Menin has been implicated to play a role in control of gene expression [88]. Other study [89] indicated that Menin is involved in the regulation of inducible Hsps expression. The over-expression of Mnn enhanced the expression of Hsp70 in D. melanogaster embryos, while the RNAi inhibition of Mnn reduced the expression of Hsp70 and blocked the activation of Hsp23 upon heat shock. That is why we assessed the mRNA levels of Mnn and found them increasing approximately 5-fold in response to LTA in Hsp70^- strain, while only 1.8-fold in Oregon strain. Further up-regulation, approximately 4-fold, of Mnn levels was observed in response to CS but only in the Oregon strain (S4 Fig). Potential linkage between Mnn expression and the mRNA levels of seven small Hsps was indicated by their unique two-step response to LTA, where the mRNA levels decreased at 15°C, while the mRNA levels increased in response to final step of LTA at 6°C/2 d (S4 Fig).

The members of a family of cold shock domain-containing proteins are known to be induced in response to cold shock in bacteria and their role is believed to be binding mRNA and regulation of ribosomal translation at low temperatures [90,91]. The cold shock domain also occurs in so called Cold shock protein in Drosophila melanogaster but its function is not fully understood. Almost no significant changes in Csp mRNA levels were seen in response to cold in two strains of D. melanogaster (S4 Fig).

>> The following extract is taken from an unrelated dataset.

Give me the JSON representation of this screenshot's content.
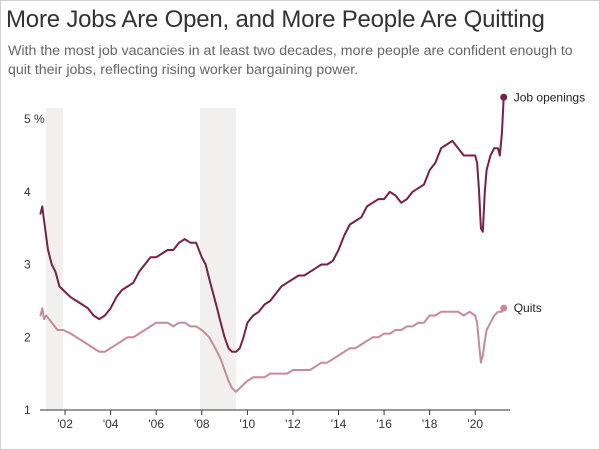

Starvin is a sole member of BAG family in D. melanogaster [92]. The BAG (Bcl-2-associated anthanogene) proteins bind the ATPase domain of Hsp70 and may thus regulate its chaperoning activity [93]. Colinet and Hoffmann [94] showed that the cold exposure (0°C/9 h) up-regulates Stv mRNA abundance approximately 8-fold, while the protein levels increase approximately 2.5-fold in adult fruit flies. The temporal patterns of cold-induced expression were closely similar in Stv and Hsp70 genes, which supported the view that Starvin may act as co-chaperone which regulates the activity of Hsp70 during recovery from cold stress [94]. In accordance with these results, we observed approximately 3-4-fold up-regulation of Stv mRNA levels in response to LTA and further 2-3-fold up-regulations in response to CE and CS in both fly strains (S4 Fig).